Recall that, as a basic rule, the Fair Labor Standards Act (FLSA) requires employers in the “for-profit” private sector to pay their employees the minimum wage and overtime for hours worked over 40 per week. So how then can you have an intern work for you without pay? The Department of Labor (DOL) to help guide employers in deciding whether an individual is an “employee” or a true “intern” and therefore exempt from wages. Those factors include:
1. The internship, even though it includes actual operation of the facilities of the employer, is similar to training which would be given in an educational environment:- An employer must be providing educative opportunities during the internship.
2. The internship experience is for the benefit of the intern: – Employers may be exposed to legal complications when they have unpaid interns whose duties solely benefit the company.
3. The intern does not displace regular employees, but works under close supervision of existing staff: – Due to the economic challenges facing the nation, it has become a common occurrence for employers to have interns conduct the job functions of entry-level positions within the organization. Such interns must be paid to avoid legal consequences against the employer.
4. The employer that provides the training derives no immediate advantage from the activities of the intern; and on occasion its operations may actually be impeded: – An internship is distinguished from regular employment because of the learning opportunity it is supposed to provide. If an employer makes significant profit as a result of the work conducted by the intern, it would not be considered “for the benefit of the intern” but rather for the employer.
5. The intern is not necessarily entitled to a job at the conclusion of the internship: – This is a common misunderstanding between employers and interns. It is important that an employer states clearly to an intern before the internship begins that the intern is not entitled to a job at the conclusion of the internship.
6. The employer and the intern understand that the intern is not entitled to wages for the time spent in the internship: – Employers must inform the intern of all the duties and experiences that would be involved during the internship period and discuss the lack of compensation. It is seriously recommended that this understanding be memorialized in a writing signed by both parties.

Some additional recommendations for employers to “tip” the balances of the above analysis in favor of an unpaid internship include:
A. Hire interns that are actually enrolled in a college or university and work with the interns and the college/university to allow the intern to receive college credit for participation in the internship program. This may satisfy the educational component of the DOL factors.
B. Provide job-shadowing opportunities and rotate the intern(s) between various departments within the organization under the close and constant supervision or regular employers.
C. Document the terms and conditions of the unpaid internship before the beginning of the experience! Also, prepare a memo and document all other communications to managers of departments within the organization explaining the purpose of the intern program and verifying that the unpaid interns are not meant to supplement their workforce, much less replace existing employees.

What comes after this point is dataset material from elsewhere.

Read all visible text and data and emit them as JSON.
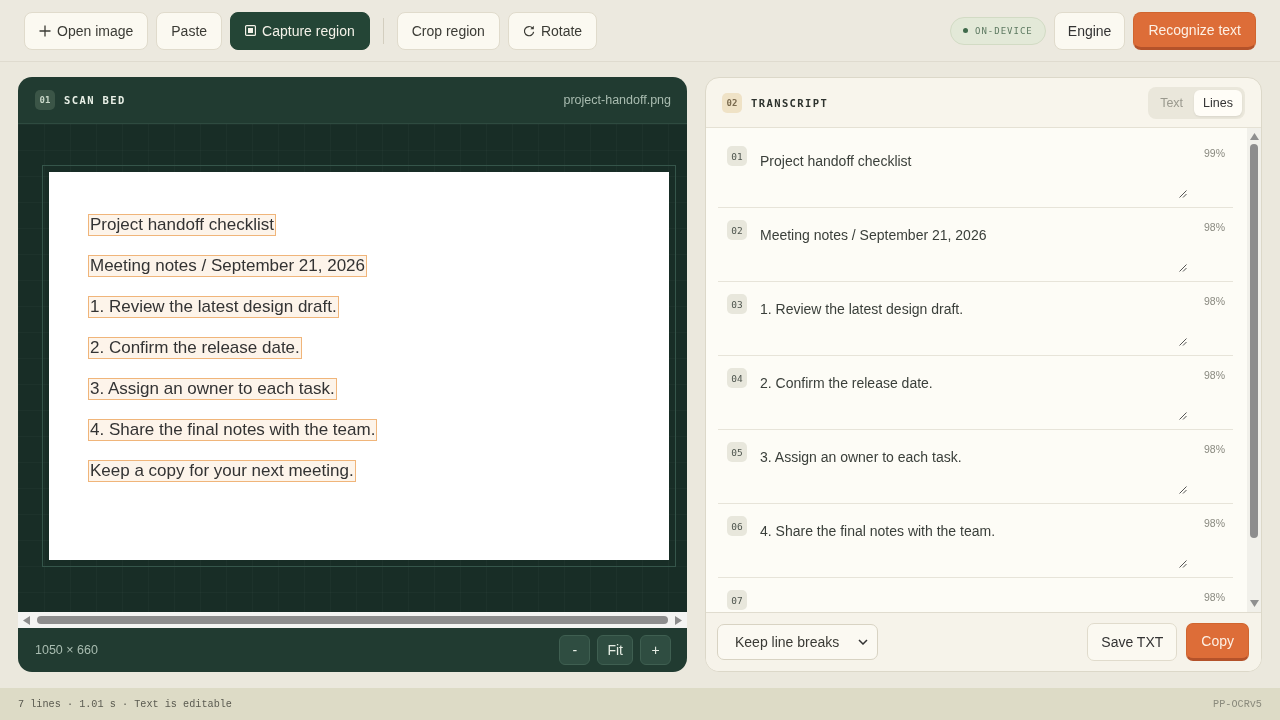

As for non-profit organizations, unpaid interns must be considered “volunteers”. To fit these criteria, nonprofits must have “volunteers” read and sign a description that clearly states the internship as a volunteer position. This description must avoid ambiguity which could create risk that the nonprofit cold be liable to back wages and penalties for failing to withhold taxes. It is also important to have an understanding of the State’s laws governing wages and hours to know if an intern falls under the “volunteer” category in the state.